Sull’argomento si è soffermato oggi anche il governatore della Banca d’Italia, Ignazio Visco, che ha dichiarato che sulla riforma del fisco “serve una visione ampia” e “non imposta per imposta”. In occasione di una tavola rotonda organizzata dall’Accademia dei Lincei, Visco ha rimarcato che a causa dell’evasione fiscale, dell’illegalità e della criminalità organizzata “il carico fiscale è molto pesante per coloro che le tasse le pagano. Si tratta di “una vecchia storia su cui però bisogna riflettere oggi”.

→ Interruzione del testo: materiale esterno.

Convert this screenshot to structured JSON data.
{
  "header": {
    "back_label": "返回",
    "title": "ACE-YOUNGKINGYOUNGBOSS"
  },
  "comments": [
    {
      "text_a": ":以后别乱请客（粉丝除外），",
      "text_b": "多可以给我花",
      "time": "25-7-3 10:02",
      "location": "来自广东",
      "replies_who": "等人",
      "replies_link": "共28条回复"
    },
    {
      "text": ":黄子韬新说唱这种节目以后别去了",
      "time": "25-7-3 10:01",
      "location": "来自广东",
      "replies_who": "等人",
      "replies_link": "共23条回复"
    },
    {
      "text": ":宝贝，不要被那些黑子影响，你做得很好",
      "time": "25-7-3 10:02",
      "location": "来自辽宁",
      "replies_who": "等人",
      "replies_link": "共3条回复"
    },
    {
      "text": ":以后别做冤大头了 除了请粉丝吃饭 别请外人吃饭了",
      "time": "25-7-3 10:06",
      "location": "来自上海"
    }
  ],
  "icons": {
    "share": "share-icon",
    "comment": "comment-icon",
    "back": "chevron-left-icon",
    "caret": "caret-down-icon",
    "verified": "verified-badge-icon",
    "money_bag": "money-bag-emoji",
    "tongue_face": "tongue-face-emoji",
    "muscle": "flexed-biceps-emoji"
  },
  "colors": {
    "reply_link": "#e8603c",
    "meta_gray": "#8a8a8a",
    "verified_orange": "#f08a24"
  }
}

Associazione consumatori plaudono, ma…

Le associazioni dei consumatori hanno accolto favorevolmente l’ipotesi. Sul tema l’Unione nazionale consumatori (Unc) invita però a non dare una sforbiciata mirata. “Siamo molto contenti che il Governo stia valutando la riduzione dell’Iva, considerato che lo stiamo proponendo, inascoltati, dall’11 marzo. Siamo stati gli unici ad averlo chiesto ufficialmente, presentando alla Camera le osservazioni al Cura Italia. Ma devono essere cali mirati, per rilanciare i settori più in crisi, non una riduzione generalizzata dell’aliquota Iva ordinaria”, sottolinea Massimiliano Dona, presidente dell’Unione Nazionale Consumatori. “Non solo perché sarebbe un onere finanziario che lo Stato in questo momento non può oggettivamente permettersi, ma anche perché, in questo periodo di recessione, il rischio è che un calo generico ed indistinto dell’aliquota, ad esempio dal 22 al 21 per cento, non si traduca in un abbassamento dei prezzi a vantaggio del cliente finale, vista anche l’esiguità della riduzione, ma non solo in minori introiti per lo Stato”, rimarca Dona.

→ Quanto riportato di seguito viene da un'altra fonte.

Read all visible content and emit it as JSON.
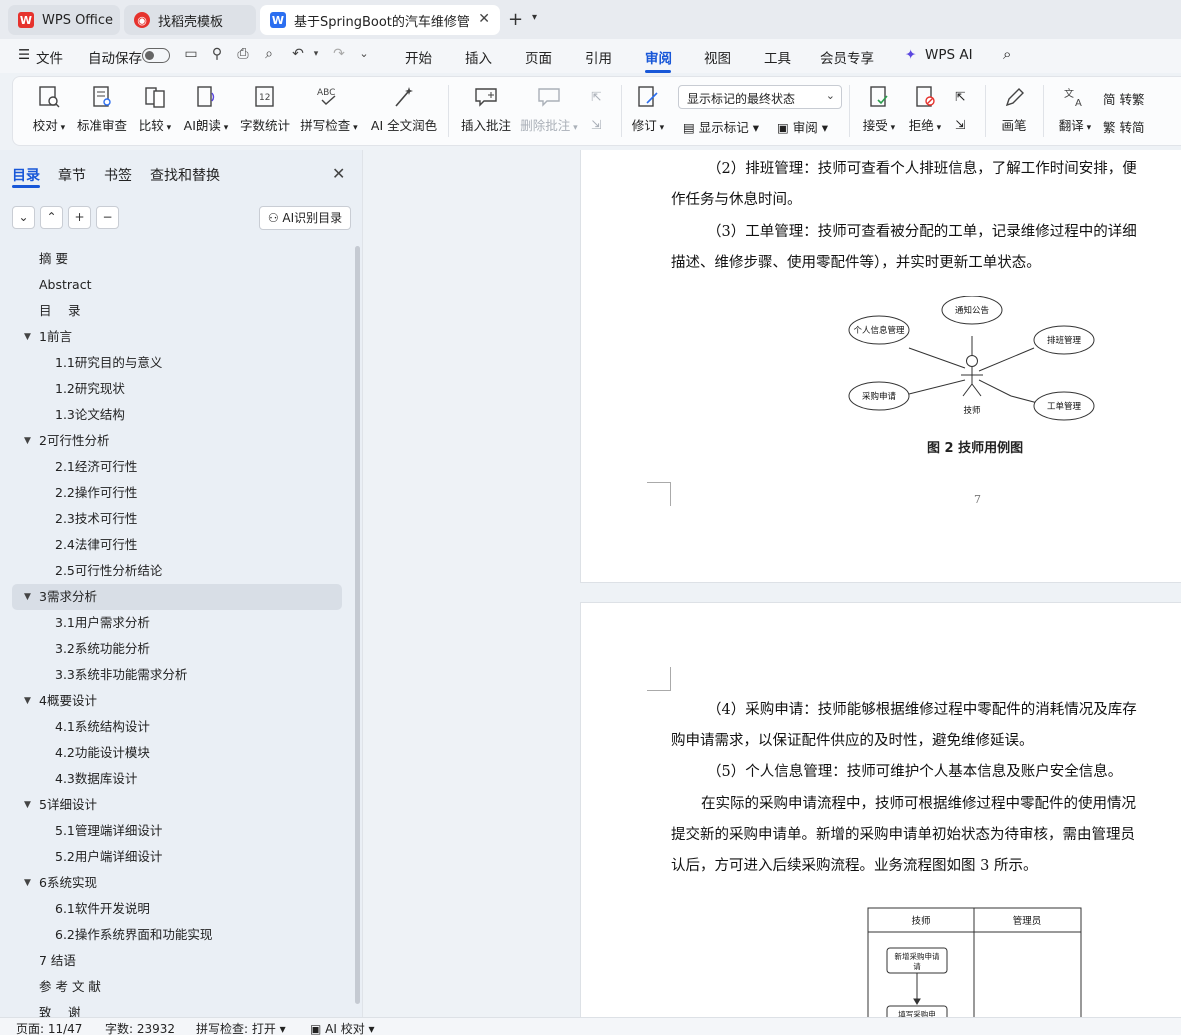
{
  "tabs": {
    "wps": "WPS Office",
    "template": "找稻壳模板",
    "document": "基于SpringBoot的汽车维修管理系统"
  },
  "menu": {
    "file": "文件",
    "autosave": "自动保存",
    "items": [
      "开始",
      "插入",
      "页面",
      "引用",
      "审阅",
      "视图",
      "工具",
      "会员专享",
      "WPS AI"
    ],
    "active": "审阅"
  },
  "ribbon": {
    "proofread": "校对",
    "standard_review": "标准审查",
    "compare": "比较",
    "ai_read": "AI朗读",
    "word_count": "字数统计",
    "spell_check": "拼写检查",
    "ai_polish": "AI 全文润色",
    "insert_comment": "插入批注",
    "delete_comment": "删除批注",
    "revise": "修订",
    "display_mode": "显示标记的最终状态",
    "show_marks": "显示标记",
    "review": "审阅",
    "accept": "接受",
    "reject": "拒绝",
    "pen": "画笔",
    "translate": "翻译",
    "to_traditional": "转繁",
    "to_simplified": "转简"
  },
  "sidebar": {
    "tabs": [
      "目录",
      "章节",
      "书签",
      "查找和替换"
    ],
    "ai_toc": "AI识别目录",
    "toc": [
      {
        "label": "摘 要",
        "level": 0,
        "arrow": false
      },
      {
        "label": "Abstract",
        "level": 0,
        "arrow": false
      },
      {
        "label": "目　 录",
        "level": 0,
        "arrow": false
      },
      {
        "label": "1前言",
        "level": 0,
        "arrow": true
      },
      {
        "label": "1.1研究目的与意义",
        "level": 1,
        "arrow": false
      },
      {
        "label": "1.2研究现状",
        "level": 1,
        "arrow": false
      },
      {
        "label": "1.3论文结构",
        "level": 1,
        "arrow": false
      },
      {
        "label": "2可行性分析",
        "level": 0,
        "arrow": true
      },
      {
        "label": "2.1经济可行性",
        "level": 1,
        "arrow": false
      },
      {
        "label": "2.2操作可行性",
        "level": 1,
        "arrow": false
      },
      {
        "label": "2.3技术可行性",
        "level": 1,
        "arrow": false
      },
      {
        "label": "2.4法律可行性",
        "level": 1,
        "arrow": false
      },
      {
        "label": "2.5可行性分析结论",
        "level": 1,
        "arrow": false
      },
      {
        "label": "3需求分析",
        "level": 0,
        "arrow": true,
        "selected": true
      },
      {
        "label": "3.1用户需求分析",
        "level": 1,
        "arrow": false
      },
      {
        "label": "3.2系统功能分析",
        "level": 1,
        "arrow": false
      },
      {
        "label": "3.3系统非功能需求分析",
        "level": 1,
        "arrow": false
      },
      {
        "label": "4概要设计",
        "level": 0,
        "arrow": true
      },
      {
        "label": "4.1系统结构设计",
        "level": 1,
        "arrow": false
      },
      {
        "label": "4.2功能设计模块",
        "level": 1,
        "arrow": false
      },
      {
        "label": "4.3数据库设计",
        "level": 1,
        "arrow": false
      },
      {
        "label": "5详细设计",
        "level": 0,
        "arrow": true
      },
      {
        "label": "5.1管理端详细设计",
        "level": 1,
        "arrow": false
      },
      {
        "label": "5.2用户端详细设计",
        "level": 1,
        "arrow": false
      },
      {
        "label": "6系统实现",
        "level": 0,
        "arrow": true
      },
      {
        "label": "6.1软件开发说明",
        "level": 1,
        "arrow": false
      },
      {
        "label": "6.2操作系统界面和功能实现",
        "level": 1,
        "arrow": false
      },
      {
        "label": "7 结语",
        "level": 0,
        "arrow": false
      },
      {
        "label": "参 考 文 献",
        "level": 0,
        "arrow": false
      },
      {
        "label": "致　 谢",
        "level": 0,
        "arrow": false
      }
    ]
  },
  "document": {
    "page1": {
      "lines": [
        "（2）排班管理：技师可查看个人排班信息，了解工作时间安排，便",
        "作任务与休息时间。",
        "（3）工单管理：技师可查看被分配的工单，记录维修过程中的详细",
        "描述、维修步骤、使用零配件等），并实时更新工单状态。"
      ],
      "figure": {
        "actor": "技师",
        "usecases": [
          "通知公告",
          "个人信息管理",
          "排班管理",
          "采购申请",
          "工单管理"
        ],
        "caption": "图 2 技师用例图"
      },
      "page_number": "7"
    },
    "page2": {
      "lines": [
        "（4）采购申请：技师能够根据维修过程中零配件的消耗情况及库存",
        "购申请需求，以保证配件供应的及时性，避免维修延误。",
        "（5）个人信息管理：技师可维护个人基本信息及账户安全信息。",
        "在实际的采购申请流程中，技师可根据维修过程中零配件的使用情况",
        "提交新的采购申请单。新增的采购申请单初始状态为待审核，需由管理员",
        "认后，方可进入后续采购流程。业务流程图如图 3 所示。"
      ],
      "flow": {
        "lanes": [
          "技师",
          "管理员"
        ],
        "steps": [
          "新增采购申请",
          "填写采购申"
        ]
      }
    }
  },
  "status": {
    "page": "页面: 11/47",
    "words": "字数: 23932",
    "spell": "拼写检查: 打开",
    "ai_check": "AI 校对"
  }
}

Il Codacons ha fatto qualche calcolo in più, indicando che il taglio dell’Iva di un punto percentuale per l’aliquota ordinaria e ridotta, produrrebbe un risparmio annuo pari a circa 4,5 miliardi di euro sulla spesa delle famiglie italiane. Nel dettaglio, ipotizzando uno scenario in cui l’Iva ordinaria passa dal 22% al 21% e quella ridotta dal 10% al 9%, a parità di consumi e solo per gli effetti diretti il risparmio per le famiglie è stimabile in circa 4,5 miliardi di euro annui. Una riduzione dell’imposta, inoltre, comporterebbe minori costi per le attività produttive e per l’industria e, a regime, produrrebbe innegabili vantaggi su prezzi e tariffe, portando ad un risparmio complessivo pari a circa 250 euro annui a famiglia.

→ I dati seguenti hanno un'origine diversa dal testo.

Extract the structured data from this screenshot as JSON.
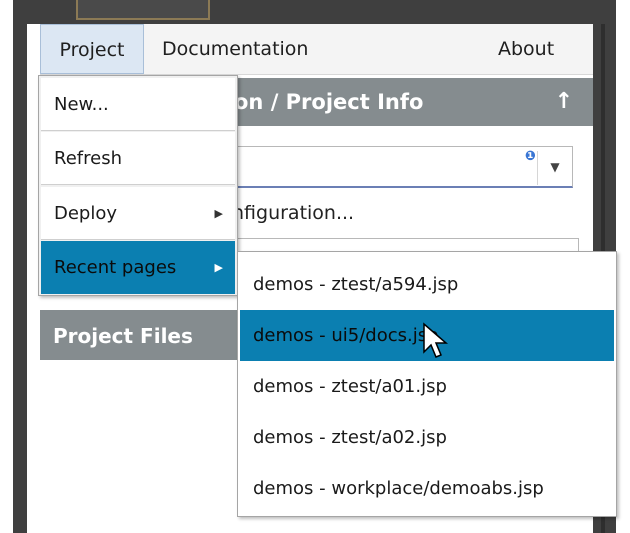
{
  "menubar": {
    "items": [
      {
        "label": "Project"
      },
      {
        "label": "Documentation"
      },
      {
        "label": "About"
      }
    ]
  },
  "background": {
    "section_title": "Configuration / Project Info",
    "section_title_visible": "on / Project Info",
    "section_arrow": "↑",
    "combo_info": "❶",
    "config_text": "nfiguration...",
    "files_header": "Project Files"
  },
  "dropdown": {
    "items": [
      {
        "label": "New..."
      },
      {
        "label": "Refresh"
      },
      {
        "label": "Deploy",
        "submenu": true
      },
      {
        "label": "Recent pages",
        "submenu": true,
        "active": true
      }
    ]
  },
  "recent_pages": {
    "items": [
      {
        "label": "demos - ztest/a594.jsp"
      },
      {
        "label": "demos - ui5/docs.jsp",
        "selected": true
      },
      {
        "label": "demos - ztest/a01.jsp"
      },
      {
        "label": "demos - ztest/a02.jsp"
      },
      {
        "label": "demos - workplace/demoabs.jsp"
      }
    ]
  },
  "colors": {
    "frame": "#3f3f3f",
    "header_gray": "#858c8f",
    "highlight_blue": "#0b7fb1"
  }
}
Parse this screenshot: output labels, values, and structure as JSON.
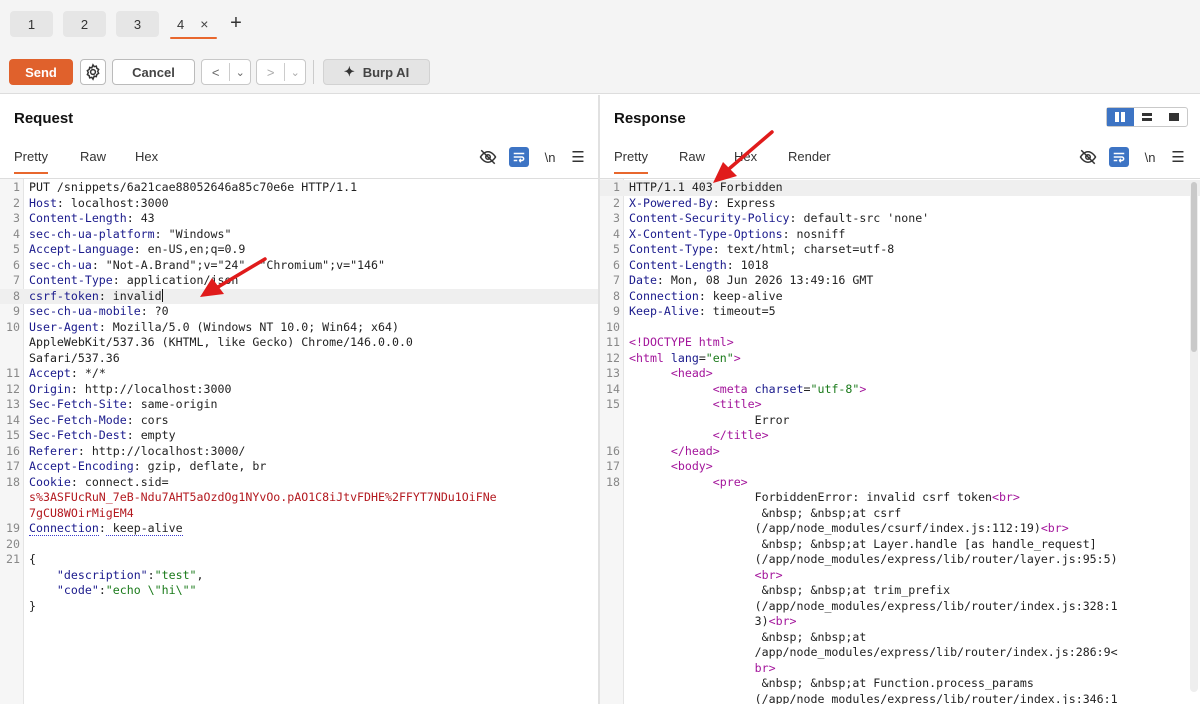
{
  "tabs": [
    {
      "label": "1"
    },
    {
      "label": "2"
    },
    {
      "label": "3"
    },
    {
      "label": "4",
      "close": "×"
    }
  ],
  "add_tab_label": "+",
  "toolbar": {
    "send_label": "Send",
    "cancel_label": "Cancel",
    "back_label": "<",
    "forward_label": ">",
    "dropdown_label": "⌄",
    "burp_ai_label": "Burp AI",
    "burp_ai_icon": "sparkle-icon",
    "settings_icon": "gear-icon"
  },
  "request": {
    "title": "Request",
    "tabs": [
      "Pretty",
      "Raw",
      "Hex"
    ],
    "active_tab": "Pretty",
    "icons": [
      "hide-icon",
      "wrap-icon",
      "newline-icon",
      "menu-icon"
    ],
    "newline_label": "\\n",
    "lines": [
      {
        "n": "1",
        "text": "PUT /snippets/6a21cae88052646a85c70e6e HTTP/1.1"
      },
      {
        "n": "2",
        "key": "Host",
        "val": " localhost:3000"
      },
      {
        "n": "3",
        "key": "Content-Length",
        "val": " 43"
      },
      {
        "n": "4",
        "key": "sec-ch-ua-platform",
        "val": " \"Windows\""
      },
      {
        "n": "5",
        "key": "Accept-Language",
        "val": " en-US,en;q=0.9"
      },
      {
        "n": "6",
        "key": "sec-ch-ua",
        "val": " \"Not-A.Brand\";v=\"24\", \"Chromium\";v=\"146\""
      },
      {
        "n": "7",
        "key": "Content-Type",
        "val": " application/json"
      },
      {
        "n": "8",
        "key": "csrf-token",
        "val": " invalid",
        "highlight": true
      },
      {
        "n": "9",
        "key": "sec-ch-ua-mobile",
        "val": " ?0"
      },
      {
        "n": "10",
        "key": "User-Agent",
        "val": " Mozilla/5.0 (Windows NT 10.0; Win64; x64)"
      },
      {
        "n": "",
        "text": "AppleWebKit/537.36 (KHTML, like Gecko) Chrome/146.0.0.0"
      },
      {
        "n": "",
        "text": "Safari/537.36"
      },
      {
        "n": "11",
        "key": "Accept",
        "val": " */*"
      },
      {
        "n": "12",
        "key": "Origin",
        "val": " http://localhost:3000"
      },
      {
        "n": "13",
        "key": "Sec-Fetch-Site",
        "val": " same-origin"
      },
      {
        "n": "14",
        "key": "Sec-Fetch-Mode",
        "val": " cors"
      },
      {
        "n": "15",
        "key": "Sec-Fetch-Dest",
        "val": " empty"
      },
      {
        "n": "16",
        "key": "Referer",
        "val": " http://localhost:3000/"
      },
      {
        "n": "17",
        "key": "Accept-Encoding",
        "val": " gzip, deflate, br"
      },
      {
        "n": "18",
        "key": "Cookie",
        "val": " connect.sid="
      },
      {
        "n": "",
        "cookie": "s%3ASFUcRuN_7eB-Ndu7AHT5aOzdOg1NYvOo.pAO1C8iJtvFDHE%2FFYT7NDu1OiFNe"
      },
      {
        "n": "",
        "cookie": "7gCU8WOirMigEM4"
      },
      {
        "n": "19",
        "key": "Connection",
        "val": " keep-alive",
        "dotted": true
      },
      {
        "n": "20",
        "text": ""
      },
      {
        "n": "21",
        "text": "{"
      },
      {
        "n": "",
        "jkey": "\"description\"",
        "jval": "\"test\"",
        "sep": ":",
        "tail": ","
      },
      {
        "n": "",
        "jkey": "\"code\"",
        "jval": "\"echo \\\"hi\\\"\"",
        "sep": ":",
        "tail": ""
      },
      {
        "n": "",
        "text": "}"
      }
    ]
  },
  "response": {
    "title": "Response",
    "tabs": [
      "Pretty",
      "Raw",
      "Hex",
      "Render"
    ],
    "active_tab": "Pretty",
    "icons": [
      "hide-icon",
      "wrap-icon",
      "newline-icon",
      "menu-icon"
    ],
    "newline_label": "\\n",
    "view_modes": [
      "split-view-icon",
      "horizontal-view-icon",
      "single-view-icon"
    ],
    "lines": [
      {
        "n": "1",
        "text": "HTTP/1.1 403 Forbidden",
        "highlight": true
      },
      {
        "n": "2",
        "key": "X-Powered-By",
        "val": " Express"
      },
      {
        "n": "3",
        "key": "Content-Security-Policy",
        "val": " default-src 'none'"
      },
      {
        "n": "4",
        "key": "X-Content-Type-Options",
        "val": " nosniff"
      },
      {
        "n": "5",
        "key": "Content-Type",
        "val": " text/html; charset=utf-8"
      },
      {
        "n": "6",
        "key": "Content-Length",
        "val": " 1018"
      },
      {
        "n": "7",
        "key": "Date",
        "val": " Mon, 08 Jun 2026 13:49:16 GMT"
      },
      {
        "n": "8",
        "key": "Connection",
        "val": " keep-alive"
      },
      {
        "n": "9",
        "key": "Keep-Alive",
        "val": " timeout=5"
      },
      {
        "n": "10",
        "text": ""
      },
      {
        "n": "11",
        "tagtext": "<!DOCTYPE html>"
      },
      {
        "n": "12",
        "html": "<html",
        "attr": " lang",
        "eq": "=",
        "sval": "\"en\"",
        "close": ">"
      },
      {
        "n": "13",
        "indent": "      ",
        "tagtext": "<head>"
      },
      {
        "n": "14",
        "indent": "            ",
        "html": "<meta",
        "attr": " charset",
        "eq": "=",
        "sval": "\"utf-8\"",
        "close": ">"
      },
      {
        "n": "15",
        "indent": "            ",
        "tagtext": "<title>"
      },
      {
        "n": "",
        "indent": "                  ",
        "text": "Error"
      },
      {
        "n": "",
        "indent": "            ",
        "tagtext": "</title>"
      },
      {
        "n": "16",
        "indent": "      ",
        "tagtext": "</head>"
      },
      {
        "n": "17",
        "indent": "      ",
        "tagtext": "<body>"
      },
      {
        "n": "18",
        "indent": "            ",
        "tagtext": "<pre>"
      },
      {
        "n": "",
        "indent": "                  ",
        "text": "ForbiddenError: invalid csrf token",
        "trail": "<br>"
      },
      {
        "n": "",
        "indent": "                   ",
        "text": "&nbsp; &nbsp;at csrf"
      },
      {
        "n": "",
        "indent": "                  ",
        "text": "(/app/node_modules/csurf/index.js:112:19)",
        "trail": "<br>"
      },
      {
        "n": "",
        "indent": "                   ",
        "text": "&nbsp; &nbsp;at Layer.handle [as handle_request]"
      },
      {
        "n": "",
        "indent": "                  ",
        "text": "(/app/node_modules/express/lib/router/layer.js:95:5)"
      },
      {
        "n": "",
        "indent": "                  ",
        "tagtext": "<br>"
      },
      {
        "n": "",
        "indent": "                   ",
        "text": "&nbsp; &nbsp;at trim_prefix"
      },
      {
        "n": "",
        "indent": "                  ",
        "text": "(/app/node_modules/express/lib/router/index.js:328:1"
      },
      {
        "n": "",
        "indent": "                  ",
        "text": "3)",
        "trail": "<br>"
      },
      {
        "n": "",
        "indent": "                   ",
        "text": "&nbsp; &nbsp;at"
      },
      {
        "n": "",
        "indent": "                  ",
        "text": "/app/node_modules/express/lib/router/index.js:286:9<"
      },
      {
        "n": "",
        "indent": "                  ",
        "tagtext": "br>"
      },
      {
        "n": "",
        "indent": "                   ",
        "text": "&nbsp; &nbsp;at Function.process_params"
      },
      {
        "n": "",
        "indent": "                  ",
        "text": "(/app/node_modules/express/lib/router/index.js:346:1"
      }
    ]
  },
  "colors": {
    "accent": "#e0612c",
    "annotation_arrow": "#e01b1b",
    "header_key": "#1a1a8c",
    "cookie_value": "#b3191f",
    "html_tag": "#a3159b",
    "string_value": "#1a7a1a",
    "toggle_active": "#3d74c4"
  }
}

Confcommercio: Sangalli inviata a passare “dagli annunci alla concretezza dei risultati”

“Bene l’ipotesi del Governo di sostenere consumi e domanda internavattraverso misure di riduzione dell’Iva, sarebbe un segnale importante di fiducia che abbiamo sempre auspicato”, dichiara il presidente di Confcommercio, Carlo Sangalli, secondo il quale non deve però essere “una misura eccessivamente provvisoria”. E spiega perchè. Per Sangalli “consumatori e imprese hanno bisogno di certezze per programmare e realizzare scelte di acquisto e di investimento indispensabili per rilanciare l’economia”.

Un commento che arriva nel giorno in cui Confcommercio ha presentato la congiuntura per il mese di giugno, con dati che mostrano come l’economia italiana fa fatica a ripartire. Nonostante l’allentamento delle misure per il contenimento della pandemia e la graduale ripresa delle attività, a maggio la domanda delle famiglie ha stentato a trovare la strada per un rapido recupero. Secondo la Congiuntura Confcommercio di giugno, nel confronto annuo l’indicatore dei consumi (ICC) segnala un calo del 29,4% (in recupero però rispetto al -47% di aprile) ma che conferma grandi difficoltà soprattutto per i servizi legati alla fruizione del tempo libero.